Materials and methods Chemicals and cell cultures The PEITC was purchased from LKT Labs with 98% purity. The PEITC was in Paclitaxel powder was dissolved in DMSO to a MG132 CAS stock concentration of 200 nM. The MCF7 and MDA MB 231 cell lines were obtained from American Type Cell Cultures. The cells were seeded at 0. 4 106 per ml and 0. 2 106 per ml, respectively, of PRMI 1640 medium supplemented with 10% heat inactivated fetal bovine serum and maintained at 37 C in a humidified atmosphere containing 5% CO2. The cells in exponential growth were exposed to PEITC and taxol at various concentrations. The control cultures were supple mented with DMSO as the vehicle control. At the specified time points, the cells were harvested. Cell num ber and viability were determined from at least triplicate cultures by the trypan blue exclusion method.

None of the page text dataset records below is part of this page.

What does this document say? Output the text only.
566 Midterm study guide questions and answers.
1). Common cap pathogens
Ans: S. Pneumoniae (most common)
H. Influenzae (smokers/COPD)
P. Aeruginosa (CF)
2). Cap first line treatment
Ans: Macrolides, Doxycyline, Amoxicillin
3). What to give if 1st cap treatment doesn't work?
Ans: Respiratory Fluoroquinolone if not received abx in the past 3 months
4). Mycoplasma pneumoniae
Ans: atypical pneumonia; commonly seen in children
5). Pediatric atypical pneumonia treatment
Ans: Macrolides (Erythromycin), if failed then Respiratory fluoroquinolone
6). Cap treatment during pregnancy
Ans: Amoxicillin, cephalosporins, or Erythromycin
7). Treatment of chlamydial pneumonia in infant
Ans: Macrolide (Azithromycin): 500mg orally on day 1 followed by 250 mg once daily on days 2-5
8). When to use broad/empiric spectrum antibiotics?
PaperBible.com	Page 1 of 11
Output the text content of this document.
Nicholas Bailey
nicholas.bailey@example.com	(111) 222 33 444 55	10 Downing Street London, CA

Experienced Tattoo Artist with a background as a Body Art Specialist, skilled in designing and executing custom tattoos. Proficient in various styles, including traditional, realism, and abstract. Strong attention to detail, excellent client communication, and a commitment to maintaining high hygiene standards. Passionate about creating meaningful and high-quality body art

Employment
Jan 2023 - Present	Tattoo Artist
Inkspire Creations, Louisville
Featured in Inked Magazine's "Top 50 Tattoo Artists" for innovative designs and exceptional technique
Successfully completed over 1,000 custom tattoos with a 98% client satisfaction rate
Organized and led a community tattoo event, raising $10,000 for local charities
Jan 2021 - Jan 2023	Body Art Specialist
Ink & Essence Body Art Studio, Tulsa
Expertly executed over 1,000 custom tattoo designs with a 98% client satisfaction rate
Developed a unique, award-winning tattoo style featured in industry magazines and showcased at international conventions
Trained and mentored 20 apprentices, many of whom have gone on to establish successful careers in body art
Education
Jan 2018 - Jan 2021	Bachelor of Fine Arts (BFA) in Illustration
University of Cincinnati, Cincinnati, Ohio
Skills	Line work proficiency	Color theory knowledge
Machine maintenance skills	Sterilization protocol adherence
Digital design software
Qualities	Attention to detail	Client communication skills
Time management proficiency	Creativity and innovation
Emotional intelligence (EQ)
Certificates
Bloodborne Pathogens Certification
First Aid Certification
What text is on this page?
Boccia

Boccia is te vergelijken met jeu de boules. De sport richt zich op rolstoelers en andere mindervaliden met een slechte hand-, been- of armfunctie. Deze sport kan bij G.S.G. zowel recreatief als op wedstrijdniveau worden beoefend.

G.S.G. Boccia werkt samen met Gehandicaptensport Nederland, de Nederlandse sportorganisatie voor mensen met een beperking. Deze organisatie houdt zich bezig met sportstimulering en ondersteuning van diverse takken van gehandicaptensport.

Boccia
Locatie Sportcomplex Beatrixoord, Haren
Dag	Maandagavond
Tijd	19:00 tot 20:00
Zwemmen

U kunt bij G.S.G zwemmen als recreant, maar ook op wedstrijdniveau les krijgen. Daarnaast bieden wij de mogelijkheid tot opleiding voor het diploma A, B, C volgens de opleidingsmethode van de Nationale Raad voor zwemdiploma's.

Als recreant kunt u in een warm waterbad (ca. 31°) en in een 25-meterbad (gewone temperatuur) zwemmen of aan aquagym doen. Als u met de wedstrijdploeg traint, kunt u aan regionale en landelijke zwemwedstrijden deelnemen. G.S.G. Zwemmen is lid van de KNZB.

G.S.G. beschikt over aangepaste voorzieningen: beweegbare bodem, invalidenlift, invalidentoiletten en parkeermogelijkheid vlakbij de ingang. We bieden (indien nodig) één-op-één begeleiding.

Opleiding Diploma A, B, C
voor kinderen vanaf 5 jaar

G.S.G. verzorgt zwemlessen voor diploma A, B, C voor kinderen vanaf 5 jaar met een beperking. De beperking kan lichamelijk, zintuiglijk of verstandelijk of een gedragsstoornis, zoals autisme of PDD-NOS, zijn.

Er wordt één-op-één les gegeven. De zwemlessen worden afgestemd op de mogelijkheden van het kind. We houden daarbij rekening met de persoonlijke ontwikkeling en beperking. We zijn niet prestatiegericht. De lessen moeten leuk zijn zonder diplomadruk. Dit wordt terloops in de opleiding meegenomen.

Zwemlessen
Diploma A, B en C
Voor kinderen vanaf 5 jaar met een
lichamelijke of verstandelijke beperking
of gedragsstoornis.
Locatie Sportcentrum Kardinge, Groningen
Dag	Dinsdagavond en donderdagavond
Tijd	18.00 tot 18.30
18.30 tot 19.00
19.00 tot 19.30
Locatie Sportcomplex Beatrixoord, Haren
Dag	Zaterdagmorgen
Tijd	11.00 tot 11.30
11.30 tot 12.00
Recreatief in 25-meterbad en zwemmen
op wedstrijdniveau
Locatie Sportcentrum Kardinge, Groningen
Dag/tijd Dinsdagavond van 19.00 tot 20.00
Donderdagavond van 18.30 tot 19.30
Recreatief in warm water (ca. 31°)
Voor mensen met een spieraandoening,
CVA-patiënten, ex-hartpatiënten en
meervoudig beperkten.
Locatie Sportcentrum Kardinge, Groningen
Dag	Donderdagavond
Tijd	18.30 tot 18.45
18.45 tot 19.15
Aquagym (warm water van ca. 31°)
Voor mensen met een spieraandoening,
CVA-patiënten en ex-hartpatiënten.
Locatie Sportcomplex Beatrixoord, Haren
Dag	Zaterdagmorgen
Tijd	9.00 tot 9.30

Cell cycle analysis The analysis of cell cycle phases was performed using a Becton Dickinson FACScan flow cytometer according to the methods described previously. The cells were stained with propidium iodide solution on ice, and at least 10,000 cells were analyzed. Apoptosis analysis Apoptotic cells were determined by the terminal deoxynu cleotidyl transferase mediated biotinylated UTP nick end labeling assay. The TUNEL assay, according to the methods described previously, was performed in situ with a cell death detection kit. To enumerate the apoptotic cells, six different fields on each section were examined. At least 100 cells from each field were counted. The mean populations of apoptotic cells per section from the control group and experimental group were reported.
Statistical analysis Results from 3 of more experiments were analyzed and expressed as the mean SD. Results were evaluated by a two sided paired Students t test for statistical difference between treatments. P 0. 05 was considered to be statistically significant. IC50, the concentration at which 50% of cell growth is inhib ited, was calculated using the Calcusyn software. Synergism was assessed by the dose effect curves of single versus combined drug treatment using the Calcusyn software. Results Effect of PEITC and taxol on breast cancer cells To test the effect of PEITC and taxol on breast can cer cells, the agents were added to the MCF7 and MDA MB 231 cell cultures at serial dilu tions for 24 and 48 hours, respectively.
The PEITC concentration ranged from 1 to 40 uM, and taxol concentration ranged from 0. 1 to 10,000 nM. PEITC suppressed cell growth in a time and concentration dependent manner. The IC50 of PEITC for MCF cells at 48 hours is 5. 6 uM, the IC50 of Brefeldin_A PEITC for MB cells at 48 hours is 15. 6 uM. It appears that 5 uM and 10 uM are the concentrations that can cause growth suppression in a linear fashion for MCF and MB cells, respectively. These concentrations were therefore chosen for fur ther combination studies. The IC50 of taxol for MCF and MB cells at 48 hours is 111 nM and 410 nM, re spectively.